New Students Enliven CofC’s Spring Semester

There are nearly 500 new faces on campus at the College of Charleston for the Spring 2018 semester. Some of those arrived from as far away as India, Tunisia, China and Cambodia. And many came from right here in South Carolina. These new students form an exciting winter phenomenon that augments the makeup of the student body.

While many of these new students have arrived via the College’s two bridge programs for freshmen – Charleston Bridge and iCharleston – others are transfer students, some are returning students and about 10 percent are active duty or veteran members of the military.

According to Jimmie Foster, associate vice president of enrollment management, roughly one-third of the new faces on campus have transferred into the College from other institutions.

“It’s always exciting to welcome our new students in the spring semester,” says Foster. “The College has historically had a strong pipeline of new students who start in January. Collectively, these new students have some of the most fascinating stories about how they individually ended up at the College. Certainly the significant number of students transitioning from the College’s two freshman bridge programs – Charleston Bridge and iCharleston – have had a positive impact on the total number of students starting with us this spring.”

Data from Office of Admissions. Design by Jason Hardesty

And some students have made a long journey to become a Cougar.

“We’ve also got a healthy contingent of international students starting this semester,” says Foster. “Six of them are first-year students and eight of them are transferring here. They come from India, China, Tunisia, the Bahamas and Cambodia, as well as a few other countries.”

Foster adds that roughly 20 percent of the new faces on campus this spring are students who formerly attended the College, but didn’t finish their degrees. Now they’re back and intent on graduating.

Among the 10 percent who are either military veterans or active duty members of the military is Jenean Ambersley, a U.S. Navy veteran who transferred to the College to study computer information systems.

“I was an information systems technician in the Navy,” Ambersley explains. “I had the pleasure of serving all over the world, including in Bahrain and Hawaii, where I was most recently stationed. But now, I am looking forward to taking my IT skills to another level and furthering my career in this field.
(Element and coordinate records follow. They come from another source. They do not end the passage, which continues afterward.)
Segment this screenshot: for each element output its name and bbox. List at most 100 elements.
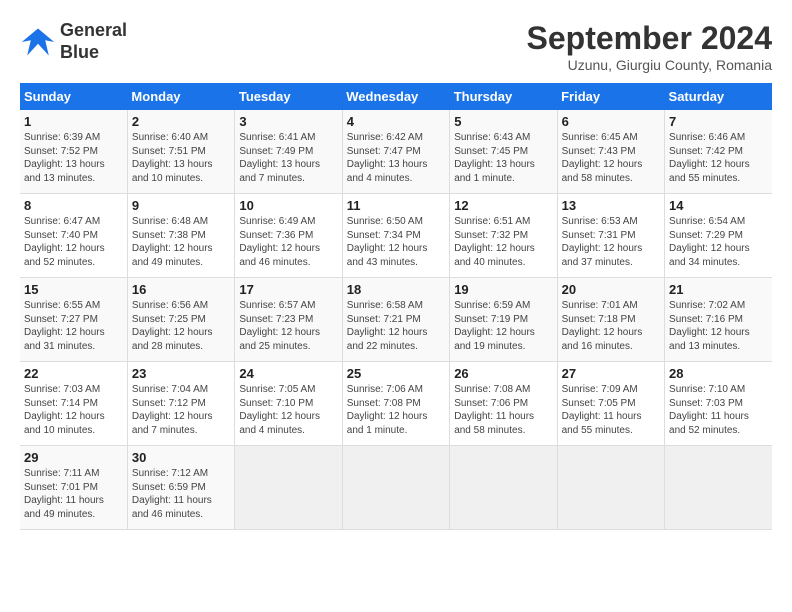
day-number: 28 (669, 366, 768, 381)
day-info: Sunrise: 6:42 AM Sunset: 7:47 PM Dayligh… (347, 131, 445, 185)
calendar-cell: 3Sunrise: 6:41 AM Sunset: 7:49 PM Daylig… (235, 110, 342, 194)
day-info: Sunrise: 6:41 AM Sunset: 7:49 PM Dayligh… (239, 131, 337, 185)
calendar-cell: 6Sunrise: 6:45 AM Sunset: 7:43 PM Daylig… (557, 110, 664, 194)
calendar-cell: 30 Sunrise: 7:12 AM Sunset: 6:59 PM Dayli… (127, 446, 234, 530)
calendar-cell: 16 Sunrise: 6:56 AM Sunset: 7:25 PM Dayli… (127, 278, 234, 362)
calendar-week-4: 22Sunrise: 7:03 AM Sunset: 7:14 PM Dayli… (20, 362, 772, 446)
calendar-cell: 25Sunrise: 7:06 AM Sunset: 7:08 PM Dayli… (342, 362, 449, 446)
day-number: 14 (669, 198, 768, 213)
location: Uzunu, Giurgiu County, Romania (527, 57, 772, 73)
day-number: 13 (562, 198, 660, 213)
calendar-week-2: 8 Sunrise: 6:47 AM Sunset: 7:40 PM Daylig… (20, 194, 772, 278)
day-info: Sunrise: 6:46 AM Sunset: 7:42 PM Dayligh… (669, 131, 768, 185)
day-number: 2 (132, 114, 230, 129)
calendar-cell (557, 446, 664, 530)
day-info: Sunrise: 6:47 AM Sunset: 7:40 PM Dayligh… (24, 215, 123, 269)
calendar-cell: 24 Sunrise: 7:05 AM Sunset: 7:10 PM Dayli… (235, 362, 342, 446)
calendar-cell (235, 446, 342, 530)
day-number: 5 (454, 114, 552, 129)
day-number: 27 (562, 366, 660, 381)
day-number: 20 (562, 282, 660, 297)
day-info: Sunrise: 7:10 AM Sunset: 7:03 PM Dayligh… (669, 383, 768, 437)
logo-icon (20, 24, 56, 60)
day-info: Sunrise: 6:54 AM Sunset: 7:29 PM Dayligh… (669, 215, 768, 269)
day-info: Sunrise: 6:43 AM Sunset: 7:45 PM Dayligh… (454, 131, 552, 185)
day-number: 23 (132, 366, 230, 381)
calendar-cell: 7 Sunrise: 6:46 AM Sunset: 7:42 PM Daylig… (665, 110, 772, 194)
header-monday: Monday (127, 83, 234, 110)
day-info: Sunrise: 6:58 AM Sunset: 7:21 PM Dayligh… (347, 299, 445, 353)
day-info: Sunrise: 7:06 AM Sunset: 7:08 PM Dayligh… (347, 383, 445, 437)
day-number: 11 (347, 198, 445, 213)
day-number: 10 (239, 198, 337, 213)
calendar-cell: 23 Sunrise: 7:04 AM Sunset: 7:12 PM Dayli… (127, 362, 234, 446)
header-sunday: Sunday (20, 83, 127, 110)
day-info: Sunrise: 7:08 AM Sunset: 7:06 PM Dayligh… (454, 383, 552, 437)
day-info: Sunrise: 6:39 AM Sunset: 7:52 PM Dayligh… (24, 131, 123, 185)
day-number: 18 (347, 282, 445, 297)
calendar-cell (342, 446, 449, 530)
calendar-week-5: 29 Sunrise: 7:11 AM Sunset: 7:01 PM Dayli… (20, 446, 772, 530)
day-info: Sunrise: 7:05 AM Sunset: 7:10 PM Dayligh… (239, 383, 337, 437)
header-wednesday: Wednesday (342, 83, 449, 110)
day-info: Sunrise: 7:04 AM Sunset: 7:12 PM Dayligh… (132, 383, 230, 437)
calendar-cell: 19Sunrise: 6:59 AM Sunset: 7:19 PM Dayli… (450, 278, 557, 362)
day-info: Sunrise: 6:59 AM Sunset: 7:19 PM Dayligh… (454, 299, 552, 353)
calendar-cell (665, 446, 772, 530)
calendar-cell: 8 Sunrise: 6:47 AM Sunset: 7:40 PM Daylig… (20, 194, 127, 278)
calendar-cell: 22Sunrise: 7:03 AM Sunset: 7:14 PM Dayli… (20, 362, 127, 446)
day-number: 12 (454, 198, 552, 213)
calendar-cell: 9 Sunrise: 6:48 AM Sunset: 7:38 PM Daylig… (127, 194, 234, 278)
day-number: 21 (669, 282, 768, 297)
calendar-cell (450, 446, 557, 530)
day-number: 1 (24, 114, 123, 129)
day-info: Sunrise: 7:09 AM Sunset: 7:05 PM Dayligh… (562, 383, 660, 437)
day-info: Sunrise: 6:45 AM Sunset: 7:43 PM Dayligh… (562, 131, 660, 185)
day-info: Sunrise: 7:01 AM Sunset: 7:18 PM Dayligh… (562, 299, 660, 353)
day-info: Sunrise: 7:12 AM Sunset: 6:59 PM Dayligh… (132, 467, 230, 521)
logo-text: General Blue (60, 20, 127, 63)
day-number: 9 (132, 198, 230, 213)
day-number: 26 (454, 366, 552, 381)
calendar-header-row: SundayMondayTuesdayWednesdayThursdayFrid… (20, 83, 772, 110)
calendar-cell: 27 Sunrise: 7:09 AM Sunset: 7:05 PM Dayli… (557, 362, 664, 446)
day-info: Sunrise: 7:03 AM Sunset: 7:14 PM Dayligh… (24, 383, 123, 437)
calendar-cell: 29 Sunrise: 7:11 AM Sunset: 7:01 PM Dayli… (20, 446, 127, 530)
calendar-cell: 20 Sunrise: 7:01 AM Sunset: 7:18 PM Dayli… (557, 278, 664, 362)
calendar-table: SundayMondayTuesdayWednesdayThursdayFrid… (20, 83, 772, 530)
title-block: September 2024 Uzunu, Giurgiu County, Ro… (527, 20, 772, 73)
day-info: Sunrise: 6:48 AM Sunset: 7:38 PM Dayligh… (132, 215, 230, 269)
calendar-week-1: 1 Sunrise: 6:39 AM Sunset: 7:52 PM Daylig… (20, 110, 772, 194)
calendar-cell: 28 Sunrise: 7:10 AM Sunset: 7:03 PM Dayli… (665, 362, 772, 446)
calendar-cell: 2 Sunrise: 6:40 AM Sunset: 7:51 PM Daylig… (127, 110, 234, 194)
day-number: 8 (24, 198, 123, 213)
calendar-cell: 5 Sunrise: 6:43 AM Sunset: 7:45 PM Daylig… (450, 110, 557, 194)
page-header: General Blue September 2024 Uzunu, Giurg… (20, 20, 772, 73)
calendar-cell: 10Sunrise: 6:49 AM Sunset: 7:36 PM Dayli… (235, 194, 342, 278)
calendar-cell: 15Sunrise: 6:55 AM Sunset: 7:27 PM Dayli… (20, 278, 127, 362)
day-number: 24 (239, 366, 337, 381)
day-info: Sunrise: 7:11 AM Sunset: 7:01 PM Dayligh… (24, 467, 123, 521)
calendar-cell: 13 Sunrise: 6:53 AM Sunset: 7:31 PM Dayli… (557, 194, 664, 278)
calendar-cell: 11Sunrise: 6:50 AM Sunset: 7:34 PM Dayli… (342, 194, 449, 278)
header-tuesday: Tuesday (235, 83, 342, 110)
day-number: 30 (132, 450, 230, 465)
day-number: 7 (669, 114, 768, 129)
month-title: September 2024 (527, 20, 772, 57)
day-number: 29 (24, 450, 123, 465)
calendar-cell: 4Sunrise: 6:42 AM Sunset: 7:47 PM Daylig… (342, 110, 449, 194)
calendar-cell: 17Sunrise: 6:57 AM Sunset: 7:23 PM Dayli… (235, 278, 342, 362)
calendar-cell: 21 Sunrise: 7:02 AM Sunset: 7:16 PM Dayli… (665, 278, 772, 362)
day-info: Sunrise: 6:57 AM Sunset: 7:23 PM Dayligh… (239, 299, 337, 353)
day-number: 16 (132, 282, 230, 297)
header-thursday: Thursday (450, 83, 557, 110)
day-info: Sunrise: 6:53 AM Sunset: 7:31 PM Dayligh… (562, 215, 660, 269)
logo: General Blue (20, 20, 127, 63)
day-info: Sunrise: 6:40 AM Sunset: 7:51 PM Dayligh… (132, 131, 230, 185)
calendar-cell: 14 Sunrise: 6:54 AM Sunset: 7:29 PM Dayli… (665, 194, 772, 278)
day-info: Sunrise: 6:55 AM Sunset: 7:27 PM Dayligh… (24, 299, 123, 353)
day-info: Sunrise: 7:02 AM Sunset: 7:16 PM Dayligh… (669, 299, 768, 353)
header-saturday: Saturday (665, 83, 772, 110)
calendar-week-3: 15Sunrise: 6:55 AM Sunset: 7:27 PM Dayli… (20, 278, 772, 362)
day-info: Sunrise: 6:56 AM Sunset: 7:25 PM Dayligh… (132, 299, 230, 353)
My family lives in South Carolina, so I’m looking forward to coming home to spend some time with them while I pursue my degree.”
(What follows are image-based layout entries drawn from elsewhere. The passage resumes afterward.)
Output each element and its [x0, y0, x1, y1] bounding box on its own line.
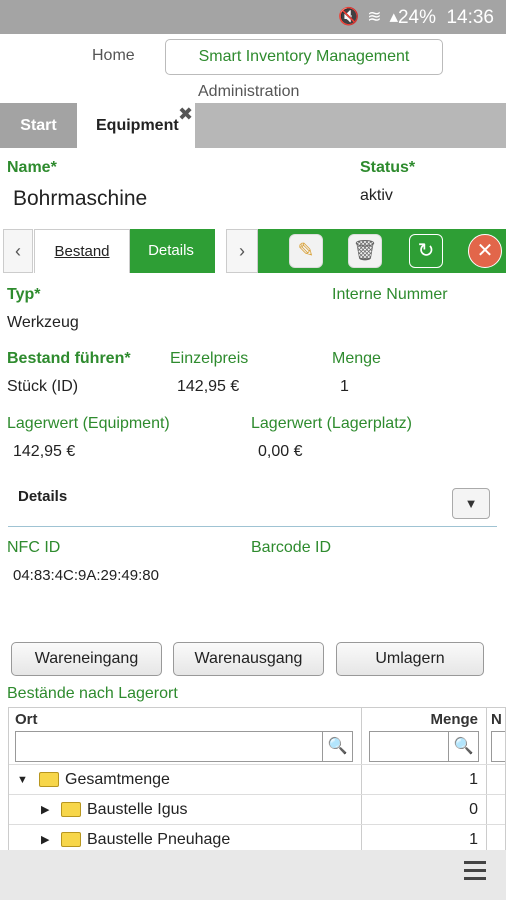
cancel-icon[interactable]: ✕: [468, 234, 502, 268]
ort-filter-input[interactable]: 🔍: [15, 731, 353, 762]
name-value: Bohrmaschine: [13, 187, 148, 210]
search-icon[interactable]: 🔍: [448, 732, 478, 761]
edit-pencil-icon[interactable]: ✎: [289, 234, 323, 268]
nav-home-link[interactable]: Home: [92, 47, 135, 65]
status-value: aktiv: [360, 187, 393, 204]
chevron-left-icon[interactable]: ‹: [3, 229, 33, 273]
nfc-id-value: 04:83:4C:9A:29:49:80: [13, 567, 159, 584]
expanded-triangle-icon[interactable]: ▼: [17, 765, 28, 795]
interne-nummer-label: Interne Nummer: [332, 286, 448, 303]
row-label: Baustelle Pneuhage: [87, 831, 231, 848]
umlagern-button[interactable]: Umlagern: [336, 642, 484, 676]
details-section-title: Details: [18, 488, 68, 505]
tab-details[interactable]: Details: [130, 229, 212, 273]
bottom-bar: [0, 850, 506, 900]
typ-label: Typ*: [7, 286, 41, 303]
typ-value: Werkzeug: [7, 314, 79, 331]
column-header-ort[interactable]: Ort: [15, 708, 38, 731]
nav-smart-inventory-button[interactable]: Smart Inventory Management: [165, 39, 443, 75]
lagerwert-lagerplatz-label: Lagerwert (Lagerplatz): [251, 415, 412, 432]
einzelpreis-label: Einzelpreis: [170, 350, 249, 367]
collapsed-triangle-icon[interactable]: ▶: [41, 825, 49, 851]
status-bar: 🔇 ≋ ▴ 24% 14:36: [0, 0, 506, 34]
mute-icon: 🔇: [338, 7, 360, 26]
status-label: Status*: [360, 159, 416, 176]
menge-filter-input[interactable]: 🔍: [369, 731, 479, 762]
folder-icon: [61, 832, 81, 848]
battery-level: 24%: [397, 7, 436, 28]
folder-icon: [39, 772, 59, 788]
signal-icon: ▴: [389, 7, 398, 26]
chevron-down-icon[interactable]: ▼: [452, 488, 490, 519]
bestand-fuehren-value: Stück (ID): [7, 378, 79, 395]
row-value: 1: [469, 771, 478, 788]
lagerwert-equipment-label: Lagerwert (Equipment): [7, 415, 170, 432]
trash-icon[interactable]: 🗑: [348, 234, 382, 268]
lagerwert-lagerplatz-value: 0,00 €: [258, 443, 303, 460]
table-row[interactable]: ▶ Baustelle Igus 0: [9, 794, 505, 825]
table-row[interactable]: ▶ Baustelle Pneuhage 1: [9, 824, 505, 851]
grid-title: Bestände nach Lagerort: [7, 685, 178, 702]
chevron-right-icon[interactable]: ›: [226, 229, 258, 273]
warenausgang-button[interactable]: Warenausgang: [173, 642, 324, 676]
wifi-icon: ≋: [367, 7, 382, 26]
menge-label: Menge: [332, 350, 381, 367]
column-header-menge[interactable]: Menge: [361, 708, 482, 731]
wareneingang-button[interactable]: Wareneingang: [11, 642, 162, 676]
toolbar-divider: [212, 229, 226, 273]
collapsed-triangle-icon[interactable]: ▶: [41, 795, 49, 825]
folder-icon: [61, 802, 81, 818]
more-filter-input[interactable]: [491, 731, 505, 762]
table-row[interactable]: ▼ Gesamtmenge 1: [9, 764, 505, 795]
status-icons: 🔇 ≋ ▴: [338, 7, 398, 27]
row-label: Baustelle Igus: [87, 801, 188, 818]
hamburger-menu-icon[interactable]: [464, 861, 486, 880]
details-divider: [8, 526, 497, 527]
tab-start[interactable]: Start: [0, 103, 77, 148]
clock: 14:36: [446, 7, 494, 28]
lagerwert-equipment-value: 142,95 €: [13, 443, 76, 460]
barcode-id-label: Barcode ID: [251, 539, 332, 556]
column-header-more[interactable]: N: [491, 708, 502, 731]
menge-value: 1: [340, 378, 349, 395]
einzelpreis-value: 142,95 €: [177, 378, 240, 395]
row-value: 0: [469, 801, 478, 818]
stock-grid: Ort Menge N 🔍 🔍 ▼ Gesamtmenge 1 ▶ Bauste…: [8, 707, 506, 852]
close-icon[interactable]: ✖: [178, 104, 193, 125]
tab-bestand[interactable]: Bestand: [34, 229, 130, 273]
row-label: Gesamtmenge: [65, 771, 170, 788]
name-label: Name*: [7, 159, 57, 176]
nfc-id-label: NFC ID: [7, 539, 61, 556]
row-value: 1: [469, 831, 478, 848]
search-icon[interactable]: 🔍: [322, 732, 352, 761]
refresh-icon[interactable]: ↻: [409, 234, 443, 268]
action-toolbar: ✎ 🗑 ↻ ✕: [258, 229, 506, 273]
nav-administration-link[interactable]: Administration: [198, 83, 299, 101]
bestand-fuehren-label: Bestand führen*: [7, 350, 131, 367]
Temera Milledge, from Beaufort, S.C., transferred to the College this spring through the Charleston Bridge Program.

Temera Millidge, from Beaufort, S.C., transferred to the College this spring through the Charleston Bridge Program.

Ambersley will be joined by over 120 students who have come to the College by way of the Charleston Bridge Program, an enrollment platform that enables students to transfer to the College after being enrolled at Trident Technical College. And another 60 of the new students are arriving through iCharleston, a program that allows students to study abroad at a partner institution during their first semester of college.
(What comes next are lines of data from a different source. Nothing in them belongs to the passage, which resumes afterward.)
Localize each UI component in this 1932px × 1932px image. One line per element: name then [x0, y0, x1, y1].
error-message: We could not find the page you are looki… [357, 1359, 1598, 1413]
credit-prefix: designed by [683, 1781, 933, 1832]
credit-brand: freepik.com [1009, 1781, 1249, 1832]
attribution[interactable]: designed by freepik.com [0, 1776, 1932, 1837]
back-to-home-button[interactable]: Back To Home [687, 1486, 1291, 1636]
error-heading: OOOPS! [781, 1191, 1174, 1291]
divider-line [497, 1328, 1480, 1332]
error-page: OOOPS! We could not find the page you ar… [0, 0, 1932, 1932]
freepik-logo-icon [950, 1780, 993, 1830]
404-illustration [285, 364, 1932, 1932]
Of the nearly 500 incoming students this spring, two-thirds are from South Carolina, including Nick Ruppel from Columbia. Ruppel says he was drawn to the College by the beauty of the campus as well as the College’s many resources that support student success. He participated in the Charleston Bridge program and plans to major in business.

Another newcomer by way of the Bridge Program is Temera Millidge, from Beaufort, South Carolina. She says the College’s urban atmosphere won her over, adding that she was also motivated to enroll at CofC because the area reminds her of home.

Millidge says the Bridge Program was a good opportunity to get started at the college level: “Getting through the Bridge Program successfully was a big goal of mine. I’ve done that, and now I’m ready to make the most of my college career.”